I would affirm the judgment for the defendant.

. Miss Weiss, a New York resident, brought this action in New York federal court against these out-of-state defendants over two and a half years after the accident. I note in passing that there is little rationale for allowing this type of diversity action to be brought in federal court. See H. Friendly, Federal Jurisdiction: A General View 147-48 (1973).

. No attempt was made to repair the car. In fact, shortly after the accident Miss Weiss allowed the auto to be junked. Later, plaintiff permitted all of the steering linkages (including part of the Pitman arm stud) to be thrown out. While Chrysler was able to make a limited examination of the remaining portion, of the stud, that portion had been lost by plaintiff by the time of trial.

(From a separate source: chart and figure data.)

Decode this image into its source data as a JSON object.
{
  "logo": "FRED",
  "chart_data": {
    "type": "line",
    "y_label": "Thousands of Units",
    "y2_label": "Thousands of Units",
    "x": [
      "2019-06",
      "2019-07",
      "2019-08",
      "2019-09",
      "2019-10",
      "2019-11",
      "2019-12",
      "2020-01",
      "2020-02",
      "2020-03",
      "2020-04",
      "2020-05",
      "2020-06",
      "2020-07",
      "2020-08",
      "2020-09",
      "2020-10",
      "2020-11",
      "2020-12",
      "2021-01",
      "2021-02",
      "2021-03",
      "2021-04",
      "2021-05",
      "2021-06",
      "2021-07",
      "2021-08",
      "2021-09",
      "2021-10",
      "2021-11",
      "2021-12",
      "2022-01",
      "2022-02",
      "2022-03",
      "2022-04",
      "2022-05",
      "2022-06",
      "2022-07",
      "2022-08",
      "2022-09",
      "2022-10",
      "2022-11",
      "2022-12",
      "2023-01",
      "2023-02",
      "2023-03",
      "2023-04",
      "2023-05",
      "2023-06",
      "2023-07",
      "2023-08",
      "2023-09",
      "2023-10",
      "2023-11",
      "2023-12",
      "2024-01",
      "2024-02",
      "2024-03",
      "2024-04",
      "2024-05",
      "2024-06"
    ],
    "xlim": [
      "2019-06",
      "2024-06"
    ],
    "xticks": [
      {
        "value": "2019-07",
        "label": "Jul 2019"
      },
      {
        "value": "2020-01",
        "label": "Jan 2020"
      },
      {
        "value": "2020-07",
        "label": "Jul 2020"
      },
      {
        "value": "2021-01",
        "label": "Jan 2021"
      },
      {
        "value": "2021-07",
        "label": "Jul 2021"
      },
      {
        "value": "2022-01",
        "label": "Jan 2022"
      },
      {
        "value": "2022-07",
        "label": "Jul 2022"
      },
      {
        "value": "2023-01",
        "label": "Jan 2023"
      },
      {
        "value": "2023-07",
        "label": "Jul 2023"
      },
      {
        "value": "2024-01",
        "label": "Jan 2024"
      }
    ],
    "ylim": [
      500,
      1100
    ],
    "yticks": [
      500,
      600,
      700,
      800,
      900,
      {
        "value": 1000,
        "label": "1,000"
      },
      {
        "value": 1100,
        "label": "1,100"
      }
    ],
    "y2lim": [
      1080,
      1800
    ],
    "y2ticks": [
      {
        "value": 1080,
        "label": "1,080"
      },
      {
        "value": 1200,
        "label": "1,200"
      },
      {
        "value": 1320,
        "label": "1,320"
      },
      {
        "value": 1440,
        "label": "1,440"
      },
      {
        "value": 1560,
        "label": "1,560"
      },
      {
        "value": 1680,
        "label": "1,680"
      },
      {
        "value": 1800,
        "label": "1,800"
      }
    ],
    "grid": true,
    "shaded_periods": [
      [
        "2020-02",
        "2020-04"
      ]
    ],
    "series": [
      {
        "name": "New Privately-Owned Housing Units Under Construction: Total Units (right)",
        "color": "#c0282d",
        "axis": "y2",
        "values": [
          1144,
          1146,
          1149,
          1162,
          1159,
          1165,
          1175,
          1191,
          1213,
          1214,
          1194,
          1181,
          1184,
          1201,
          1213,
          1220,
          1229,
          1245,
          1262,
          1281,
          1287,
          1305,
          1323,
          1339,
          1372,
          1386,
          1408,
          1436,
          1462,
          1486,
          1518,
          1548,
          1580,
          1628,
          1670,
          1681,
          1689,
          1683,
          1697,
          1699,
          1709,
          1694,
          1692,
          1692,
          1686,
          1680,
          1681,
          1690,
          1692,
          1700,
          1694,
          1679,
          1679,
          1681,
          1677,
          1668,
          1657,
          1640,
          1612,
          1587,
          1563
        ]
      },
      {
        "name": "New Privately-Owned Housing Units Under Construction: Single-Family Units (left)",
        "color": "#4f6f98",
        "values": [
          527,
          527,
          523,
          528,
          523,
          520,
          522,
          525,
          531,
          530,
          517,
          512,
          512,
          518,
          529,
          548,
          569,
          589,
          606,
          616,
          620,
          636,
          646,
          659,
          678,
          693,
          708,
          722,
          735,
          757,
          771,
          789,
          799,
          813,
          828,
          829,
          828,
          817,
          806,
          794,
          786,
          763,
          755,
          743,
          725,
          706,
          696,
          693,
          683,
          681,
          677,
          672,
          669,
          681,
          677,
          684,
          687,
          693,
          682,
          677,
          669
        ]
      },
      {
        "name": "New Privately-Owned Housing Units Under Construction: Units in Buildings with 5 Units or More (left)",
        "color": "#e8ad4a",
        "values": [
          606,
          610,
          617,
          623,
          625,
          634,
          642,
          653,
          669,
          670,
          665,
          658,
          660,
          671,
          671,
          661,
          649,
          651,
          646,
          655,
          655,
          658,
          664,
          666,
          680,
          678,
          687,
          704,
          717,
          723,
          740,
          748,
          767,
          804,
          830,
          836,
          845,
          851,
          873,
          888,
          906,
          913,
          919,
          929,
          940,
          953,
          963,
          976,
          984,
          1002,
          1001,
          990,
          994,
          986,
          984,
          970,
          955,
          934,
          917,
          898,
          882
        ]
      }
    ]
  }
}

. The majority cannot say that Chrysler did not argue this third alternative. The closing arguments of counsel are not in the record. In any event Judge Griesa charged the jury that “Chrysler contends that the testimony of Professor Gordon, among other things, shows that even if there was a fatigue crack it is equally possible that the crack arose from this Elfers accident in August.”

This instruction was given in response to Chrysler’s Request to Charge Number 6 which asked that the jury be told: “If you, the jury, find that it is just as reasonable that any defect in the vehicle was caused by the accident of August, 196[4] . . you must find for Chrysler.” While Chrysler may not have wanted the jury told that it contended that the stud was cracked prior to this accident, there is no question that it wanted the jury to be told that if the jury found that there was a prior crack, its verdict should still be for Chrysler if it also found that the fracture was not completed until the car left the road.

Moreover, this theory was before a state court in a related action. In rejecting the claim made here, the state judge stated:

I think the evidence was quite clear from both Gordon and O’Connell that in this bolt or pin there was a fracture which in their opinion had come before the impact up against the tree.

[Mr. O’Connell (an expert that Miss Weiss indicated she would call at the federal trial, but whom she did not call)] said that the crack, the initial crack could have come from any one of three different sources.

*461It could have come from the impact transmitted by rough terrain; (2) it could have come from a prior accident, as well as being a permanent crack occasioned by the [manufacturing process]. .

. [A]s a finder- of the facts I am not going to sit here and speculate which of the three possible causes of the original crack was responsible for the beginning of the complete severance of the bolt.

This decision of the state court was delivered from the bench before Chrysler put any witnesses on the stand.

. The humps exist because route 123 was built with a crown, i. e., the center portion of the road is higher than the sides. The driveways in this section of the road join the road at the level of the crown, thus causing a hump in the pavement on the sides of the road.

. I think it is significant that in a month-long trial, plaintiff found so little on which to appeal. Thoughout the trial, Judge Griesa treated plaintiff very fairly, almost to the point of being over-generous in his rulings.

. A cadologist studies cadology, which is a word invented by Mr. Moseley to describe his profession — the study of accident causes.

. Miss Weiss was a defendant in a state-court suit by the passengers of the auto. The claim raised here was involved in a second state-court action by her brother’s estate against Chrysler, among others. The actions were tried together and the claim against Chrysler was dismissed. Since Miss Weiss was not a party to the specific suit involving the claim against Chrysler, she is not bound by the state-court decision even though her case against Chrysler is virtually identical to that of her brother’s estate.

. It is worth noting that Dr. Rader was allowed to testify as a rebuttal witness on many other matters. Indeed, his testimony filled almost an entire day.